Apartment Renter Performance

  • The NMHC’s Rent Payment Tracker reported that 79.2% of renter households made rent payments by February 6th, up by 1.9% from the same day last month.
  • According to the Census Bureau’s Household Pulse Survey (HPS), for the two-week period ending on February 1st, 68.8% of renters expressed moderate or high confidence in their ability to pay the next month’s rent. This is up slightly from 65.1% from the same period in the previous month.
  • The slight rise in tenant sentiment and performance comes amid falling COVID-19 cases and broad expectation of additional economic stimulus on the horizon.

 

Freddie Mac Mortgage Rates

  • According to an analysis of the Freddie Mac Primary Mortgage Survey, mortgage rates have held relatively flat over the past several weeks.
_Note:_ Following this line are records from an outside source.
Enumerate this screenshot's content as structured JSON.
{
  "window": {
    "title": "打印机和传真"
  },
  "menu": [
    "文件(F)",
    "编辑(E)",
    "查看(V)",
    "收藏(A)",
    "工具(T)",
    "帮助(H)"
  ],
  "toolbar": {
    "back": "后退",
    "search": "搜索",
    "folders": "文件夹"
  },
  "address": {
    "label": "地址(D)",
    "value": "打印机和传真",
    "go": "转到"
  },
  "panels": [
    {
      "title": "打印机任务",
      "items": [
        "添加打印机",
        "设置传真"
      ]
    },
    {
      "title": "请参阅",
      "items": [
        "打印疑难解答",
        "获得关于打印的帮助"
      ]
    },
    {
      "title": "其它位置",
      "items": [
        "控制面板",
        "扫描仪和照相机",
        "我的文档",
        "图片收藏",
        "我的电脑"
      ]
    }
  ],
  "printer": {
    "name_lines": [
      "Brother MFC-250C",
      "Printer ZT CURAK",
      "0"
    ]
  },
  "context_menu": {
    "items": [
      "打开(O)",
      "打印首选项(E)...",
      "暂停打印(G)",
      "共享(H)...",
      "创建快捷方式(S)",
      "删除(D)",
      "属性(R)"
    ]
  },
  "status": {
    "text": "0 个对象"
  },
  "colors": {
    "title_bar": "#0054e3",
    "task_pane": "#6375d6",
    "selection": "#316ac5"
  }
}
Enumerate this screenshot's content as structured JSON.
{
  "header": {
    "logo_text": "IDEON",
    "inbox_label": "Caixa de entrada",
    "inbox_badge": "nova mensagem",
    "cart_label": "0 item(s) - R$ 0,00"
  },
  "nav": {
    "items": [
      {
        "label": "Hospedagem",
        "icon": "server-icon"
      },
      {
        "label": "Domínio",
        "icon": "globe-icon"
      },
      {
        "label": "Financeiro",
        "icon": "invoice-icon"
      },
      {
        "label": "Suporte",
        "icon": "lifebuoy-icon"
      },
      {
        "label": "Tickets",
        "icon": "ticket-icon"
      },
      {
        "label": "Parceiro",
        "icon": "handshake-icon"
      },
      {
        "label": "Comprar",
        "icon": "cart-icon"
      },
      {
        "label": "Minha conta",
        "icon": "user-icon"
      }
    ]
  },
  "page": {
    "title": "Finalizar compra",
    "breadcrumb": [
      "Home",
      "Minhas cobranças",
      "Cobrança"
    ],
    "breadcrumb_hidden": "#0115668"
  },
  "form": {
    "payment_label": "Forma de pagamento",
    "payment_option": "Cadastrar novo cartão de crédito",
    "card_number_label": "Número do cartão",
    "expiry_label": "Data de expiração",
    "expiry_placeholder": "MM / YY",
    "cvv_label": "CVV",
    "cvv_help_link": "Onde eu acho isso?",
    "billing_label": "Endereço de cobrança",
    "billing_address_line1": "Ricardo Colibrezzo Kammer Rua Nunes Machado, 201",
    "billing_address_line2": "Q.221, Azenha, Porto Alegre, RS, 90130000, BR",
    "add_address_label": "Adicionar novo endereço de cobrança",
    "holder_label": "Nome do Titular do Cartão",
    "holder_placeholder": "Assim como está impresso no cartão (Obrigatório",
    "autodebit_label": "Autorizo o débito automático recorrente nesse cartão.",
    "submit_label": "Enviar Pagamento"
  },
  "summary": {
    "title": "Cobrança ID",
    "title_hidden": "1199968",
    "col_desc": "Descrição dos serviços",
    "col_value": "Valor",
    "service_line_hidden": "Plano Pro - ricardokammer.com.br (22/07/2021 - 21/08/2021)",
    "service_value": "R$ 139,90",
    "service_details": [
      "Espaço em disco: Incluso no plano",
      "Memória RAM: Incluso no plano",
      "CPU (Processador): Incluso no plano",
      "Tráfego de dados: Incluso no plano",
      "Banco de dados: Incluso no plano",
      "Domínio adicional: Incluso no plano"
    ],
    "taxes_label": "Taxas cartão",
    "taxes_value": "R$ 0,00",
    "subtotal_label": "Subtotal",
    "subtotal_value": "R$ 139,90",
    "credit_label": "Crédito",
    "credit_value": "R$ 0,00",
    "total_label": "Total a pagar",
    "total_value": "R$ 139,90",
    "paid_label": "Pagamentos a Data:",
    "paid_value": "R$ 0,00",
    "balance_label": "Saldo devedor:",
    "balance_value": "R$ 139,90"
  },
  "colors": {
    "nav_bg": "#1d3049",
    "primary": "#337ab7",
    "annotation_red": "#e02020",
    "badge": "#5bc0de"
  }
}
The yield on the 30-Yr fixed-rate mortgage has averaged 2.73% since the start of 2021. In 2020, rates averaged 3.11%, an all-time low.
  • Rates on the 15-year fixed-rate mortgage have averaged 2.20% since the start of 2021, down 40 bps from its 2020 average of 2.60%.
  • Mortgage rates across the board tumbled in Q1 2020 as a global ‘flight to safety’ suppressed long-dated government bond yields, and the Federal Reserve took a more accommodative monetary policy stance. Recently, falling cases and improving macroeconomic fundamentals have led to a rise in Treasury rates, but mortgage rates remain steady at historical lows.